Tutto ciò, inevitabilmente, significa che la stragrande maggioranza degli utenti non cliccherà più su nessun link, limitandosi a consultare il testo generato dal motore di ricerca «L’obiettivo di Google è fornire una ricerca “zero-click”, che sfrutta le informazioni delle testate e degli autori che impiegano tempo e fatica per creare contenuti senza offrire loro nessun beneficio», ha spiegato a Cnbc il Ceo di TechRaptor, Rutledge Dauguette.

Quando gli attuali limiti di attendibilità delle risposte fornite saranno superati, il percorso iniziato con le anteprime giungerà a compimento: Google non reindirizzerà più gli utenti su altri siti, ma diventerà l’unico portale che abbiamo bisogno di consultare. In questo modo, però, Google rischia di dare vita a un circolo vizioso. Anzi, a più di un circolo vizioso.

Una piccola Internet

Andiamo con ordine. Come affermato da Dauguette, tutti gli articoli che Sge rimastica (come si dice in gergo) per fornire i suoi contenuti testuali sono stati originariamente prodotti da testate online, spesso allo scopo di ricevere traffico proprio da Google.

Se i motori di ricerca iniziano a cannibalizzare il lavoro altrui per produrre in toto i testi mostrati agli utenti, le testate online utilizzate come fonti saranno di conseguenza sempre meno motivate a creare nuovi contenuti.

Google è consapevole di tutto ciò, tanto da affermare, tramite un portavoce, che continuerà a «dare la priorità ad approcci che generano traffico di valore per un’ampia gamma di creatori, supportando la buona salute dell’open web».

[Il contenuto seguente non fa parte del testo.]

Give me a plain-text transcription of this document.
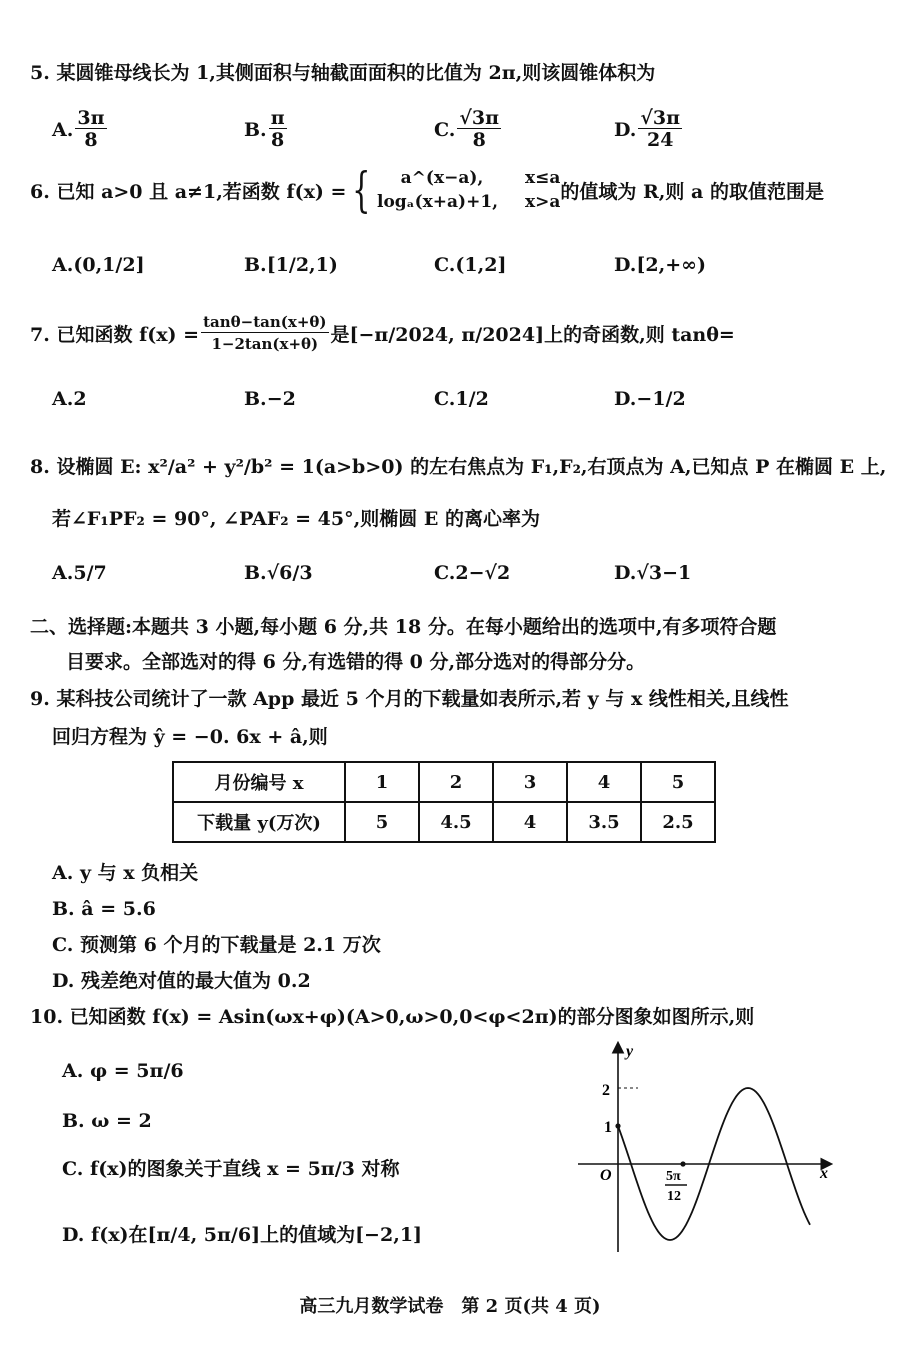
5. 某圆锥母线长为 1,其侧面积与轴截面面积的比值为 2π,则该圆锥体积为
A. $\frac{3\pi}{8}$	B. $\frac{\pi}{8}$	C. $\frac{√3\pi}{8}$	D. $\frac{√3\pi}{24}$
6. 已知 a>0 且 a≠1,若函数 f(x) = {	a^(x−a),	x≤a
logₐ(x+a)+1,	x>a 的值域为 R,则 a 的取值范围是
A. (0,1/2]	B. [1/2,1)	C. (1,2]	D. [2,+∞)
7. 已知函数 $f(x) = \frac{\tan\theta-\tan(x+\theta)}{1-2\tan(x+\theta)}$ 是[−π/2024, π/2024]上的奇函数,则 tanθ=
A. 2	B. −2	C. 1/2	D. −1/2
8. 设椭圆 E: x²/a² + y²/b² = 1(a>b>0) 的左右焦点为 F₁,F₂,右顶点为 A,已知点 P 在椭圆 E 上,
若∠F₁PF₂ = 90°, ∠PAF₂ = 45°,则椭圆 E 的离心率为
A. 5/7	B. √6/3	C. 2−√2	D. √3−1
二、选择题:本题共 3 小题,每小题 6 分,共 18 分。在每小题给出的选项中,有多项符合题
目要求。全部选对的得 6 分,有选错的得 0 分,部分选对的得部分分。
9. 某科技公司统计了一款 App 最近 5 个月的下载量如表所示,若 y 与 x 线性相关,且线性
回归方程为 ŷ = −0. 6x + â,则
月份编号 x	1	2	3	4	5
下载量 y(万次)	5	4.5	4	3.5	2.5
A. y 与 x 负相关
B. â = 5.6
C. 预测第 6 个月的下载量是 2.1 万次
D. 残差绝对值的最大值为 0.2
10. 已知函数 f(x) = Asin(ωx+φ)(A>0,ω>0,0<φ<2π)的部分图象如图所示,则
A. φ = 5π/6
B. ω = 2
C. f(x)的图象关于直线 x = 5π/3 对称
D. f(x)在[π/4, 5π/6]上的值域为[−2,1]
y
x
O
2
1
5π
12
高三九月数学试卷　第 2 页(共 4 页)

Il problema però, come ha scritto Justin Pot sull’Atlantic, è che «la stessa premessa di SGE implica necessariamente un maggior numero di contenuti presenti su Google e un minor volume di traffico inviato ai siti web. [Tutto ciò] potrebbe condurci a una versione più piccola di Internet, con meno siti, meno contenuti e di conseguenza una peggiore esperienza per tutti».

Circoli viziosi

E così, arriviamo al primo circolo vizioso: se meno siti pubblicheranno contenuti perché economicamente non più incentivati a farlo, come farà Sge a trovare nuovo materiale utile a generare le sue risposte? Come ventilato da Barry Diller, presidente del gruppo editoriale Iac, le testate online potrebbero inoltre reagire impedendo a Google di raccogliere dal web il loro materiale a meno che non paghi un equo compenso.

Tutto ciò, però, potrebbe avvantaggiare ulteriormente i contenuti creati da chi non ha interesse a ricevere traffico, ma soltanto ad aumentare la propria visibilità online.

È il caso degli articoli scritti dai cosiddetti “content writer”, redattori impiegati dalle aziende per promuovere la loro attività. La maggior parte dei contenuti che ha titoli come “le migliori alternative ad Airbnb” vengono infatti scritti dai concorrenti della più nota piattaforma di affitti a breve termine, sfruttando le regole della Seo a fini promozionali (e quindi senza badare troppo alla qualità e alla veridicità delle informazioni).

Non solo, già oggi strumenti come ChatGpt vengono sempre più spesso utilizzati per produrre rapidamente un’enorme quantità di materiale di questo tipo, portando a un ulteriore circolo vizioso: i contenuti editoriali scritti da un’intelligenza artificiale vengono utilizzati da un’altra intelligenza artificiale (come Sge) per produrre ulteriori testi, che a loro volta circolano per il web diventando la fonte di nuovi articoli artificialmente generati.

Una costante cannibalizzazione che rischia di invadere la rete con contenuti sempre più omogenei, sempre meno attendibili e dalla qualità sempre più dubbia. È davvero questo il futuro del web?